Integrating KitOps with KServe
ModelKits let you treat your model as a first‑class, OCI‑versioned artifact with rich metadata and strong supply‑chain guarantees—while KServe handles the runtime plumbing for scalable, pluggable inference. The result is a secure, reproducible, and operationally streamlined path from model build to model serving.
KitOps can be used as a ClusterStorageContainer
in KServe to serve ModelKits directly in InferenceServices. This guide shows how to install, configure, and build the KitOps container for KServe.
Prerequisites
- A Kubernetes cluster with KServe installed.
kubectl
configured to access your cluster.- A built KitOps KServe image (for example,
ghcr.io/kitops-ml/kitops-kserve:latest
).
Installing the ClusterStorageContainer
Create a ClusterStorageContainer
resource that uses the KitOps CLI to unpack ModelKits when storageUri
begins with kit://
:
apiVersion: serving.kserve.io/v1alpha1
kind: ClusterStorageContainer
metadata:
name: kitops
spec:
container:
name: storage-initializer
image: ghcr.io/kitops-ml/kitops-kserve:latest
imagePullPolicy: Always
env:
- name: KIT_UNPACK_FLAGS
value: "" # Additional flags for `kit unpack`
resources:
requests:
memory: 100Mi
cpu: 100m
limits:
memory: 1Gi
supportedUriFormats:
- prefix: kit://
After applying this manifest, any InferenceService that references a ModelKit URI with the kit://
prefix will use KitOps to fetch and unpack the model.
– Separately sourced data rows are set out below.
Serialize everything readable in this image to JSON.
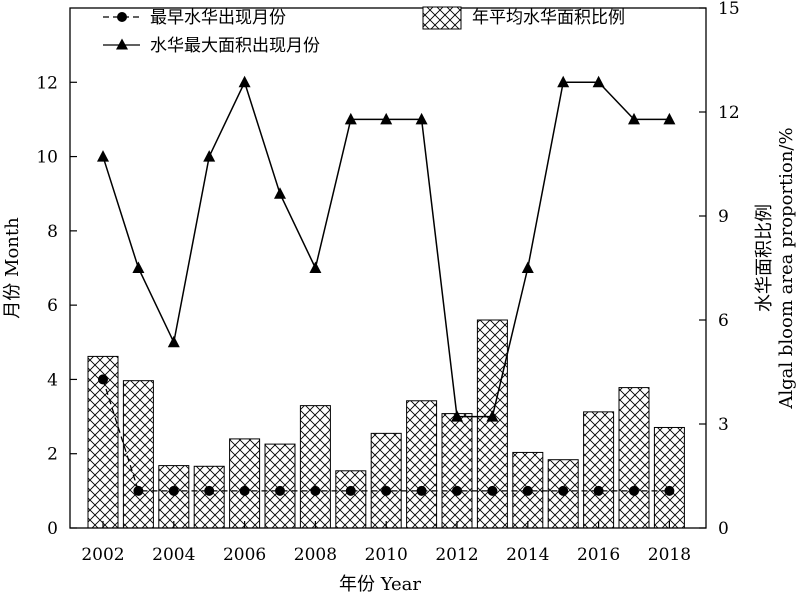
{
  "chart_data": {
    "type": "bar",
    "x": [
      2002,
      2003,
      2004,
      2005,
      2006,
      2007,
      2008,
      2009,
      2010,
      2011,
      2012,
      2013,
      2014,
      2015,
      2016,
      2017,
      2018
    ],
    "xlabel": "年份 Year",
    "ylabel_left": "月份 Month",
    "ylabel_right_cn": "水华面积比例",
    "ylabel_right_en": "Algal bloom area proportion/%",
    "ylim_left": [
      0,
      14
    ],
    "ylim_right": [
      0,
      15
    ],
    "xticks": [
      "2002",
      "2004",
      "2006",
      "2008",
      "2010",
      "2012",
      "2014",
      "2016",
      "2018"
    ],
    "yticks_left": [
      "0",
      "2",
      "4",
      "6",
      "8",
      "10",
      "12"
    ],
    "yticks_right": [
      "0",
      "3",
      "6",
      "9",
      "12",
      "15"
    ],
    "grid": false,
    "legend_position": "top",
    "series": [
      {
        "name": "年平均水华面积比例",
        "kind": "bar",
        "axis": "right",
        "pattern": "crosshatch",
        "values": [
          4.95,
          4.25,
          1.8,
          1.78,
          2.57,
          2.42,
          3.53,
          1.65,
          2.73,
          3.67,
          3.3,
          6.0,
          2.18,
          1.97,
          3.35,
          4.05,
          2.9
        ]
      },
      {
        "name": "最早水华出现月份",
        "kind": "line",
        "axis": "left",
        "line_style": "dashed",
        "marker": "circle",
        "values": [
          4,
          1,
          1,
          1,
          1,
          1,
          1,
          1,
          1,
          1,
          1,
          1,
          1,
          1,
          1,
          1,
          1
        ]
      },
      {
        "name": "水华最大面积出现月份",
        "kind": "line",
        "axis": "left",
        "line_style": "solid",
        "marker": "triangle",
        "values": [
          10,
          7,
          5,
          10,
          12,
          9,
          7,
          11,
          11,
          11,
          3,
          3,
          7,
          12,
          12,
          11,
          11
        ]
      }
    ]
  }
}
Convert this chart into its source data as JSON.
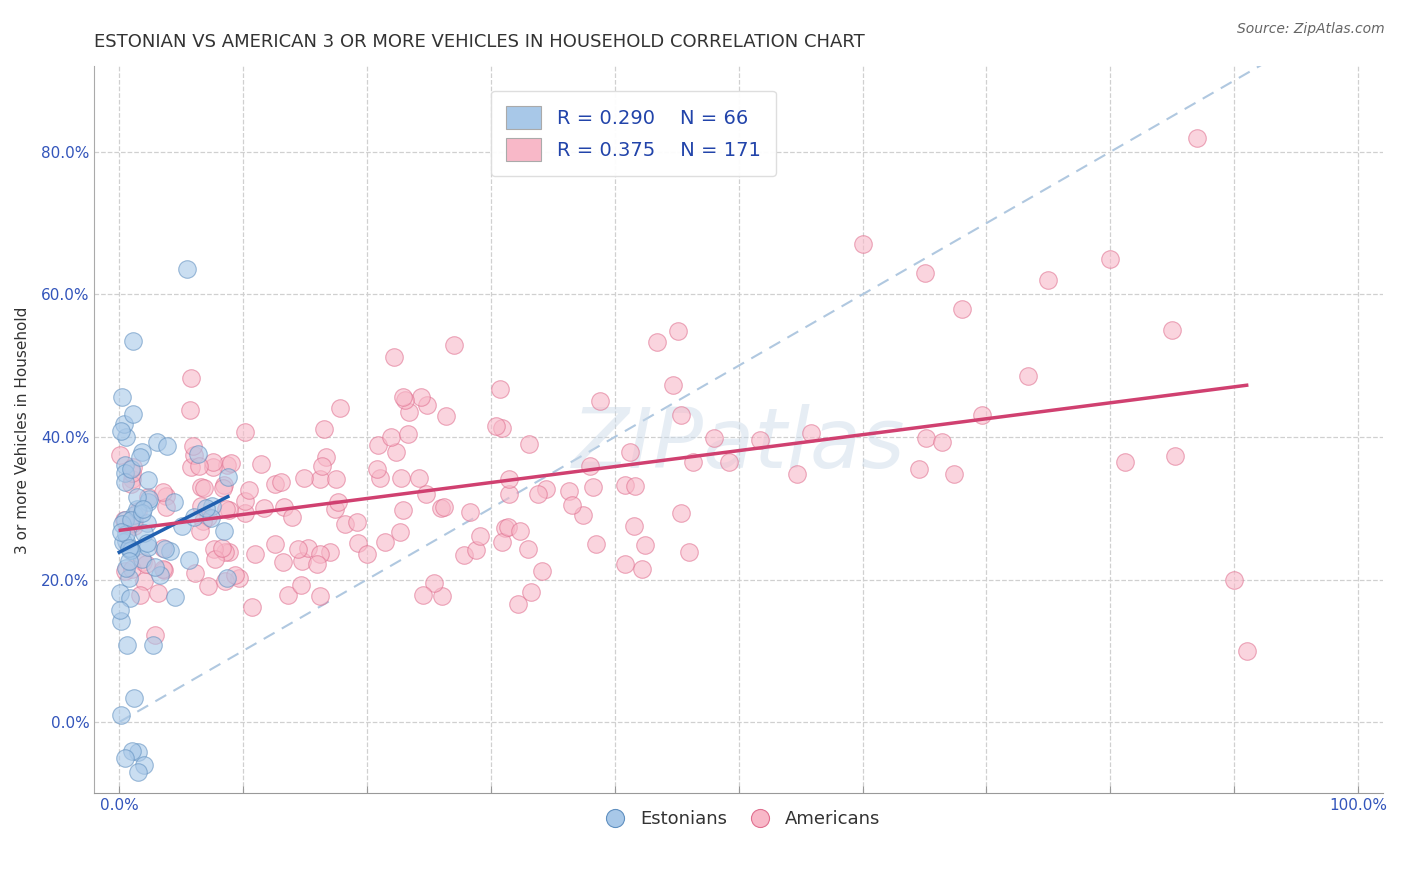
{
  "title": "ESTONIAN VS AMERICAN 3 OR MORE VEHICLES IN HOUSEHOLD CORRELATION CHART",
  "source_text": "Source: ZipAtlas.com",
  "ylabel": "3 or more Vehicles in Household",
  "xlim": [
    -0.02,
    1.02
  ],
  "ylim": [
    -0.1,
    0.92
  ],
  "xtick_positions": [
    0.0,
    0.1,
    0.2,
    0.3,
    0.4,
    0.5,
    0.6,
    0.7,
    0.8,
    0.9,
    1.0
  ],
  "xtick_labels_show": {
    "0.0": "0.0%",
    "1.0": "100.0%"
  },
  "ytick_positions": [
    0.0,
    0.2,
    0.4,
    0.6,
    0.8
  ],
  "ytick_labels": [
    "0.0%",
    "20.0%",
    "40.0%",
    "60.0%",
    "80.0%"
  ],
  "watermark": "ZIPatlas",
  "blue_color": "#a8c8e8",
  "blue_edge_color": "#6090c0",
  "pink_color": "#f8b8c8",
  "pink_edge_color": "#e07090",
  "blue_line_color": "#2060b0",
  "pink_line_color": "#d04070",
  "diagonal_color": "#b0c8e0",
  "R_estonian": 0.29,
  "N_estonian": 66,
  "R_american": 0.375,
  "N_american": 171,
  "seed": 42,
  "title_fontsize": 13,
  "axis_label_fontsize": 11,
  "tick_fontsize": 11,
  "legend_fontsize": 13,
  "source_fontsize": 10
}
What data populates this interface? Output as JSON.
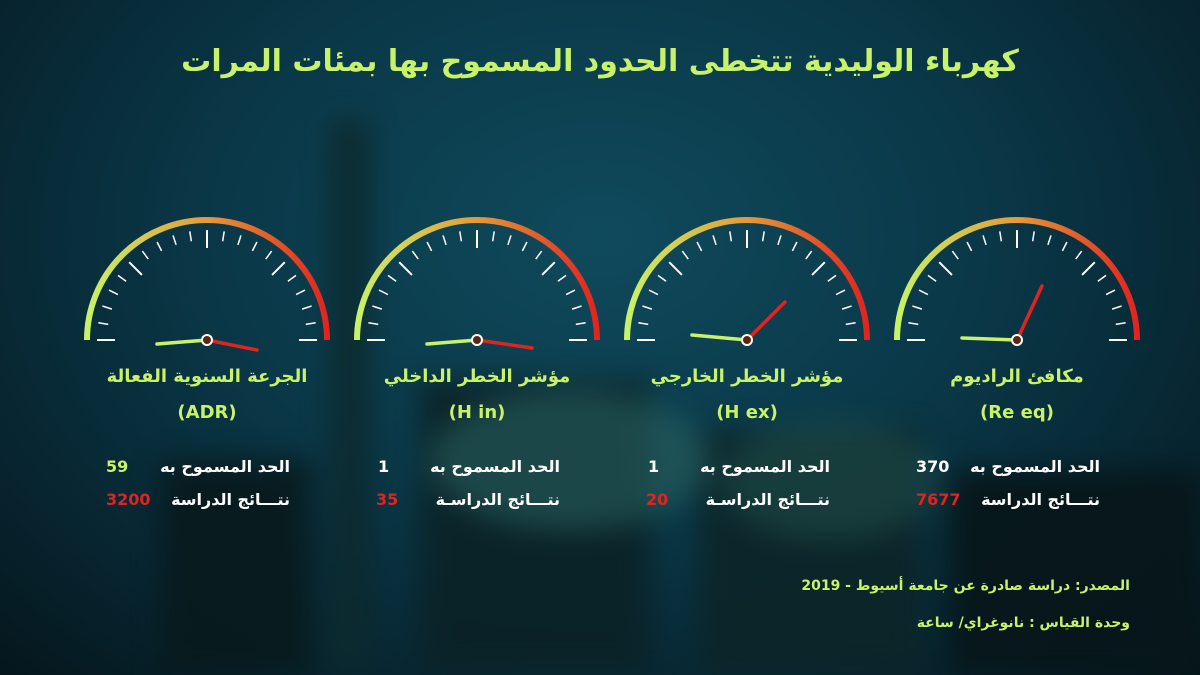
{
  "title": "كهرباء الوليدية تتخطى الحدود المسموح بها بمئات المرات",
  "colors": {
    "accent": "#c8f26a",
    "danger": "#e0241f",
    "arc_start": "#c8f26a",
    "arc_mid": "#e39a3a",
    "arc_end": "#e0241f"
  },
  "gauges": [
    {
      "name": "مكافئ الراديوم",
      "abbr": "(Re eq)",
      "allowed_label": "الحد المسموح به",
      "allowed_value": "370",
      "result_label": "نتـــائج الدراسة",
      "result_value": "7677"
    },
    {
      "name": "مؤشر الخطر الخارجي",
      "abbr": "(H ex)",
      "allowed_label": "الحد المسموح به",
      "allowed_value": "1",
      "result_label": "نتـــائج الدراسـة",
      "result_value": "20"
    },
    {
      "name": "مؤشر الخطر الداخلي",
      "abbr": "(H in)",
      "allowed_label": "الحد المسموح به",
      "allowed_value": "1",
      "result_label": "نتـــائج الدراسـة",
      "result_value": "35"
    },
    {
      "name": "الجرعة السنوية الفعالة",
      "abbr": "(ADR)",
      "allowed_label": "الحد المسموح به",
      "allowed_value": "59",
      "result_label": "نتـــائج الدراسة",
      "result_value": "3200"
    }
  ],
  "source": "المصدر: دراسة صادرة عن جامعة أسيوط - 2019",
  "unit": "وحدة القياس : نانوغراي/ ساعة"
}
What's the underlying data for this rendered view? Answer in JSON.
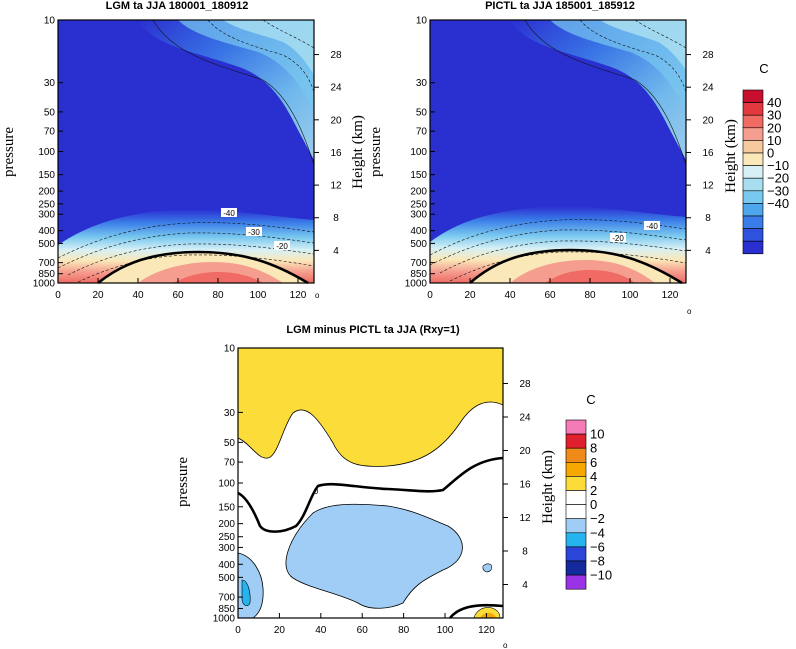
{
  "chart_data": [
    {
      "type": "heatmap",
      "title": "LGM ta JJA 180001_180912",
      "ylabel": "pressure",
      "ylabel_right": "Height (km)",
      "x_ticks": [
        "0",
        "20",
        "40",
        "60",
        "80",
        "100",
        "120"
      ],
      "p_ticks": [
        "10",
        "30",
        "50",
        "70",
        "100",
        "150",
        "200",
        "250",
        "300",
        "400",
        "500",
        "700",
        "850",
        "1000"
      ],
      "height_ticks": [
        "4",
        "8",
        "12",
        "16",
        "20",
        "24",
        "28"
      ],
      "xlim": [
        0,
        128
      ],
      "ylim": [
        1000,
        10
      ],
      "x_unit_mark": "o",
      "contour_labels": [
        "-40",
        "-30",
        "-20"
      ]
    },
    {
      "type": "heatmap",
      "title": "PICTL ta JJA 185001_185912",
      "ylabel": "pressure",
      "ylabel_right": "Height (km)",
      "x_ticks": [
        "0",
        "20",
        "40",
        "60",
        "80",
        "100",
        "120"
      ],
      "p_ticks": [
        "10",
        "30",
        "50",
        "70",
        "100",
        "150",
        "200",
        "250",
        "300",
        "400",
        "500",
        "700",
        "850",
        "1000"
      ],
      "height_ticks": [
        "4",
        "8",
        "12",
        "16",
        "20",
        "24",
        "28"
      ],
      "xlim": [
        0,
        128
      ],
      "ylim": [
        1000,
        10
      ],
      "x_unit_mark": "o",
      "contour_labels": [
        "-40",
        "-20"
      ],
      "colorbar": {
        "unit": "C",
        "labels": [
          "40",
          "30",
          "20",
          "10",
          "0",
          "−10",
          "−20",
          "−30",
          "−40"
        ],
        "colors": [
          "#c8102e",
          "#e2383e",
          "#ef6b63",
          "#f59e8f",
          "#f7c99e",
          "#fbe8b8",
          "#d7f0f5",
          "#a9def0",
          "#79c8ef",
          "#4ea7ec",
          "#3a7ce8",
          "#2f52de",
          "#2a2fd0"
        ]
      }
    },
    {
      "type": "heatmap",
      "title": "LGM minus PICTL ta JJA (Rxy=1)",
      "ylabel": "pressure",
      "ylabel_right": "Height (km)",
      "x_ticks": [
        "0",
        "20",
        "40",
        "60",
        "80",
        "100",
        "120"
      ],
      "p_ticks": [
        "10",
        "30",
        "50",
        "70",
        "100",
        "150",
        "200",
        "250",
        "300",
        "400",
        "500",
        "700",
        "850",
        "1000"
      ],
      "height_ticks": [
        "4",
        "8",
        "12",
        "16",
        "20",
        "24",
        "28"
      ],
      "xlim": [
        0,
        128
      ],
      "ylim": [
        1000,
        10
      ],
      "x_unit_mark": "o",
      "contour_labels": [
        "0"
      ],
      "colorbar": {
        "unit": "C",
        "labels": [
          "10",
          "8",
          "6",
          "4",
          "2",
          "0",
          "−2",
          "−4",
          "−6",
          "−8",
          "−10"
        ],
        "colors": [
          "#f47ab8",
          "#e0202c",
          "#f08a18",
          "#f6a800",
          "#fbdc38",
          "#ffffff",
          "#ffffff",
          "#9fcdf5",
          "#25b4ee",
          "#2a45d8",
          "#142a9c",
          "#9a32e8"
        ]
      }
    }
  ]
}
Using ModelKits in an InferenceService
Reference your ModelKit in the storageUri
field of an InferenceService spec:
apiVersion: serving.kserve.io/v1beta1
kind: InferenceService
metadata:
name: iris-model
spec:
predictor:
model:
modelFormat:
name: sklearn
storageUri: kit://<your-modelkit-reference>
KServe will invoke the KitOps container to unpack the ModelKit layers and make them available to your model server.
Configuration Options
Unpack Flags
Pass extra flags to the kit unpack
command via the KIT_UNPACK_FLAGS
environment variable. For example:
env:
- name: KIT_UNPACK_FLAGS
value: "-v --plain-http"
Registry Credentials
By default, the KitOps container uses KIT_USER
and KIT_PASSWORD
to log in. You can inject these from a Kubernetes Secret:
env:
- name: KIT_USER
valueFrom:
secretKeyRef:
name: kit-secret
key: KIT_USER
optional: true
- name: KIT_PASSWORD
valueFrom:
secretKeyRef:
name: kit-secret
key: KIT_PASSWORD
optional: true
AWS ECR (IRSA)
If you use AWS ECR and leverage IRSA (IAM Roles for Service Accounts), set AWS_ROLE_ARN
on the service account. KitOps will detect it and perform ECR login automatically, unless KIT_USER
and KIT_PASSWORD
are provided (which take precedence).